Sersan Muda Pavlo Zinenko, 36, sedang melayani kabel serat optik ketika Rusia invasi. Dia berlomba untuk bergabung dengan Brigade Pertahanan Teritorial ke-128 setelah melihat kekejaman yang dilakukan oleh pasukan Rusia di Bucha.

“Saya siap untuk mengorbankan nyawa saya untuk memastikan tidak ada lagi warga sipil dari pihak kami yang mati,” katanya. “Tetapi seiring berjalannya waktu, ketika Anda melihat begitu banyak kematian, terutama ketika teman dekat Anda meninggal di depan matamu, itu benar-benar menghancurkan seseorang.”

“Sekarang, kematian tidak menakutkan,” katanya. “Itu hanya menjijikkan.”

Ketika ia menemukan prajurit Rusia yang tewas, katanya, ia “tidak memiliki perasaan, tidak ada emosi.”

“Satu-satunya pikiran yang melintas di pikiranku adalah bahwa jika mereka mati, berarti mereka tidak akan bisa membunuh orang lain di sini,” katanya. “Kematian, pada umumnya, bukan fenomena yang menyenangkan, dan ketika ia mengelilingi Anda, dampaknya lebih dalam.”

Vitalii Sholudko, pelempar senjata mesin berusia 20 tahun dengan Brigade ke-128, mengatakan bahwa ia tidak memikirkan tentang kematian sampai roket Rusia menabrak bangunan di dekat rumahnya di Dnipro dua tahun yang lalu.

“Saya melihat ibuku menangis, dan saudariku,” katanya. “Apa yang bisa dilakukan anak kecil? Saya tidak bisa melakukan apa-apa selain mengambil senjata dan membela keluarga saya.”

Sekarang, ia sudah tidur di parit yang dipenuhi prajurit Rusia yang tewas, katanya.

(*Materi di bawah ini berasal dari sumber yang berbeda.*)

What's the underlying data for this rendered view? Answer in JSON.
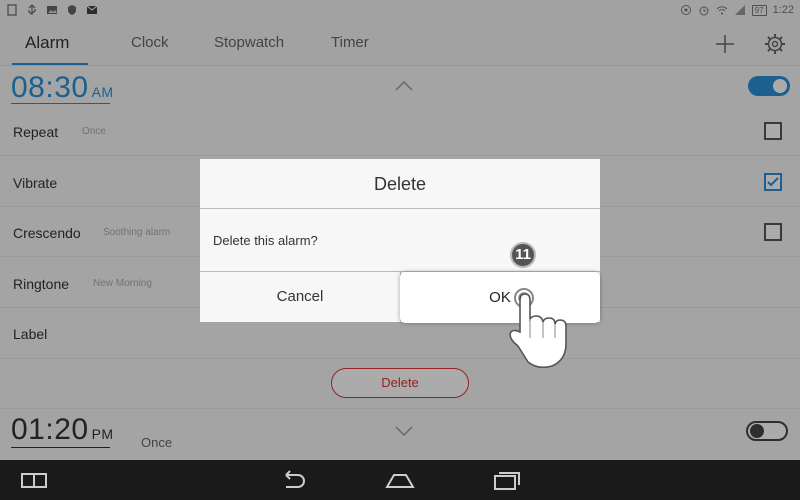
{
  "status_bar": {
    "time": "1:22",
    "battery": "97"
  },
  "tabs": [
    {
      "label": "Alarm",
      "active": true
    },
    {
      "label": "Clock",
      "active": false
    },
    {
      "label": "Stopwatch",
      "active": false
    },
    {
      "label": "Timer",
      "active": false
    }
  ],
  "alarm1": {
    "time": "08:30",
    "ampm": "AM",
    "enabled": true,
    "rows": {
      "repeat": {
        "label": "Repeat",
        "value": "Once",
        "checked": false
      },
      "vibrate": {
        "label": "Vibrate",
        "checked": true
      },
      "crescendo": {
        "label": "Crescendo",
        "value": "Soothing alarm",
        "checked": false
      },
      "ringtone": {
        "label": "Ringtone",
        "value": "New Morning"
      },
      "label": {
        "label": "Label"
      }
    },
    "delete_label": "Delete"
  },
  "alarm2": {
    "time": "01:20",
    "ampm": "PM",
    "repeat": "Once",
    "enabled": false
  },
  "dialog": {
    "title": "Delete",
    "message": "Delete this alarm?",
    "cancel": "Cancel",
    "ok": "OK"
  },
  "step_badge": "11",
  "colors": {
    "accent": "#2a8fd6",
    "danger": "#dd3333"
  }
}
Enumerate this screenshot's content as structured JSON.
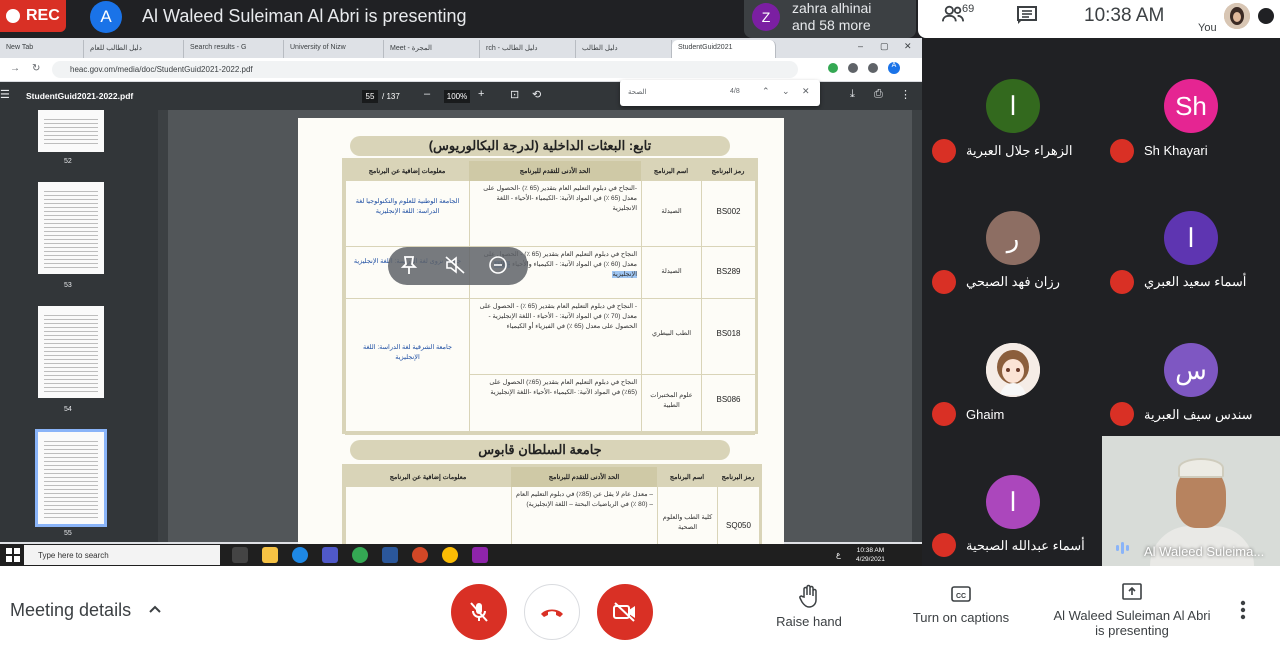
{
  "recording": {
    "label": "REC"
  },
  "presenter": {
    "initial": "A",
    "banner": "Al Waleed Suleiman Al Abri is presenting"
  },
  "others": {
    "initial": "Z",
    "line1": "zahra alhinai",
    "line2": "and 58 more"
  },
  "top_right": {
    "people_count": "69",
    "time": "10:38 AM",
    "you_label": "You"
  },
  "browser": {
    "tabs": [
      "New Tab",
      "دليل الطالب للعام",
      "Search results - G",
      "University of Nizw",
      "Meet - المجرة",
      "rch - دليل الطالب",
      "دليل الطالب",
      "StudentGuid2021"
    ],
    "url": "heac.gov.om/media/doc/StudentGuid2021-2022.pdf",
    "profile_initial": "A"
  },
  "pdf": {
    "title": "StudentGuid2021-2022.pdf",
    "page": "55",
    "page_total": "/ 137",
    "zoom": "100%",
    "find_query": "الصحة",
    "find_count": "4/8",
    "thumb_numbers": [
      "52",
      "53",
      "54",
      "55"
    ]
  },
  "doc": {
    "heading1": "تابع: البعثات الداخلية (لدرجة البكالوريوس)",
    "heading2": "جامعة السلطان قابوس",
    "col_code": "رمز البرنامج",
    "col_name": "اسم البرنامج",
    "col_min": "الحد الأدنى للتقدم للبرنامج",
    "col_info": "معلومات إضافية عن البرنامج",
    "rows": [
      {
        "code": "BS002",
        "name": "الصيدلة",
        "min": "-النجاح في دبلوم التعليم العام بتقدير (65 ٪) -الحصول على معدل (65 ٪) في المواد الآتية: -الكيمياء -الأحياء - اللغة الانجليزية",
        "info": "الجامعة الوطنية للعلوم والتكنولوجيا لغة الدراسة: اللغة الإنجليزية"
      },
      {
        "code": "BS289",
        "name": "الصيدلة",
        "min": "النجاح في دبلوم التعليم العام بتقدير (65 ٪) - الحصول على معدل (60 ٪) في المواد الآتية: - الكيمياء والأحياء",
        "min_hl": "- اللغة الإنجليزية",
        "info": "جامعة نزوى لغة الدراسة: اللغة الإنجليزية"
      },
      {
        "code": "BS018",
        "name": "الطب البيطري",
        "min": "- النجاح في دبلوم التعليم العام بتقدير (65 ٪) - الحصول على معدل (70 ٪) في المواد الآتية: - الأحياء - اللغة الإنجليزية - الحصول على معدل (65 ٪) في الفيزياء أو الكيمياء",
        "info": "جامعة الشرقية لغة الدراسة: اللغة الإنجليزية"
      },
      {
        "code": "BS086",
        "name": "علوم المختبرات الطبية",
        "min": "النجاح في دبلوم التعليم العام بتقدير (65٪) الحصول على (65٪) في المواد الآتية: -الكيمياء -الأحياء -اللغة الإنجليزية",
        "info": ""
      }
    ],
    "row2": {
      "code": "SQ050",
      "name": "كلية الطب والعلوم الصحية",
      "min": "– معدل عام لا يقل عن (85٪) في دبلوم التعليم العام – (80 ٪) في الرياضيات البحتة – اللغة الإنجليزية)"
    }
  },
  "taskbar": {
    "search_placeholder": "Type here to search",
    "time": "10:38 AM",
    "date": "4/29/2021",
    "lang": "ع"
  },
  "participants": [
    {
      "initial": "ا",
      "name": "الزهراء جلال العبرية",
      "color": "#33691e"
    },
    {
      "initial": "Sh",
      "name": "Sh Khayari",
      "color": "#e52592"
    },
    {
      "initial": "ر",
      "name": "رزان فهد الصبحي",
      "color": "#8d6e63"
    },
    {
      "initial": "ا",
      "name": "أسماء سعيد العبري",
      "color": "#5e35b1"
    },
    {
      "initial": "",
      "name": "Ghaim",
      "color": "#f3e5d8"
    },
    {
      "initial": "س",
      "name": "سندس سيف العبرية",
      "color": "#7e57c2"
    },
    {
      "initial": "ا",
      "name": "أسماء عبدالله الصبحية",
      "color": "#ab47bc"
    }
  ],
  "self_tile": {
    "name": "Al Waleed Suleima..."
  },
  "bottom": {
    "meeting_details": "Meeting details",
    "raise_hand": "Raise hand",
    "captions": "Turn on captions",
    "presenting_line1": "Al Waleed Suleiman Al Abri",
    "presenting_line2": "is presenting"
  },
  "colors": {
    "danger": "#d93025",
    "accent": "#1a73e8",
    "dark": "#202124"
  }
}
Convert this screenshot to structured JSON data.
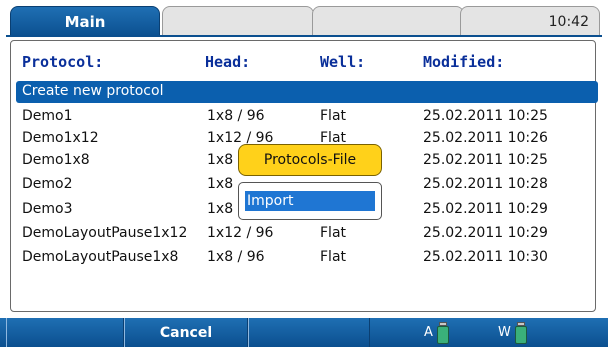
{
  "tabs": {
    "main": "Main",
    "clock": "10:42"
  },
  "headers": {
    "protocol": "Protocol:",
    "head": "Head:",
    "well": "Well:",
    "modified": "Modified:"
  },
  "selected_row": "Create new protocol",
  "rows": [
    {
      "name": "Demo1",
      "head": "1x8 / 96",
      "well": "Flat",
      "modified": "25.02.2011 10:25"
    },
    {
      "name": "Demo1x12",
      "head": "1x12 / 96",
      "well": "Flat",
      "modified": "25.02.2011 10:26"
    },
    {
      "name": "Demo1x8",
      "head": "1x8",
      "well": "",
      "modified": "25.02.2011 10:25"
    },
    {
      "name": "Demo2",
      "head": "1x8",
      "well": "",
      "modified": "25.02.2011 10:28"
    },
    {
      "name": "Demo3",
      "head": "1x8",
      "well": "",
      "modified": "25.02.2011 10:29"
    },
    {
      "name": "DemoLayoutPause1x12",
      "head": "1x12 / 96",
      "well": "Flat",
      "modified": "25.02.2011 10:29"
    },
    {
      "name": "DemoLayoutPause1x8",
      "head": "1x8 / 96",
      "well": "Flat",
      "modified": "25.02.2011 10:30"
    }
  ],
  "popup": {
    "title": "Protocols-File",
    "items": [
      "Import"
    ]
  },
  "bottom": {
    "cancel": "Cancel",
    "status_a": "A",
    "status_w": "W",
    "bottle_icon": "bottle-icon"
  }
}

“Kami tidur, makan, dan berjaga di samping jenazah-jenazah itu,” katanya. Pertempuran terlalu intens untuk khawatir memindahkannya.

“Tidak ada waktu untuk merenungkan, dan Anda tidak bisa membiarkan diri Anda berpikir tentang seseorang yang mati atau merasa kasihan,” katanya. “Ini hanya Anda atau mereka.”

Tuan Yukov telah mengumpulkan jenazah dari medan perang Donbas selama lebih dari satu dekade, bekerja di kedua sisi garis depan hingga invasi penuh skala penuh pada tahun 2022 membuatnya tidak mungkin untuk pergi ke pihak Rusia. Sebagai warga sipil, dia tidak perlu mematuhi pembatasan militer mengenai pembicaraan jumlah korban tewas Ukraina.

Kesetiaannya pada misinya – terlepas dari seragam apa yang dikenakan oleh yang meninggal di dunia – telah membuatnya mendapatkan rasa hormat dan kepercayaan luas dari militer Ukraina. Pekerjanya didanai oleh sumbangan pribadi.

Tuan Yukov, yang kehilangan satu mata setelah ranjau meledak selama misi tahun lalu, mengatakan bahwa ia sering ditanya mengapa ia merisikokan nyawanya untuk mengambil kembali jenazah.

“Penting bagi saya untuk membawa mereka pulang karena kita manusia, dan kita harus ingat untuk tetap manusiawi,” katanya.

Mengetahui bahwa pekerjaannya memberikan sebagian kecil penghiburan kepada keluarga yang berduka, dan sebagian penutupan, membantunya untuk tidur nyenyak di malam hari. Tetapi ada sesuatu yang lebih dalam yang mendorongnya.

“Ketika kita berbicara tentang kemanusiaan dan hak asasi manusia,” katanya, “kita harus ingat bahwa bahkan yang mati juga memiliki hak.”

Liubov Sholudko berkontribusi dalam pelaporan dari Ukraina timur. Nataliia Novosolova dan Anastasia Kuznietsova berkontribusi dalam pelaporan.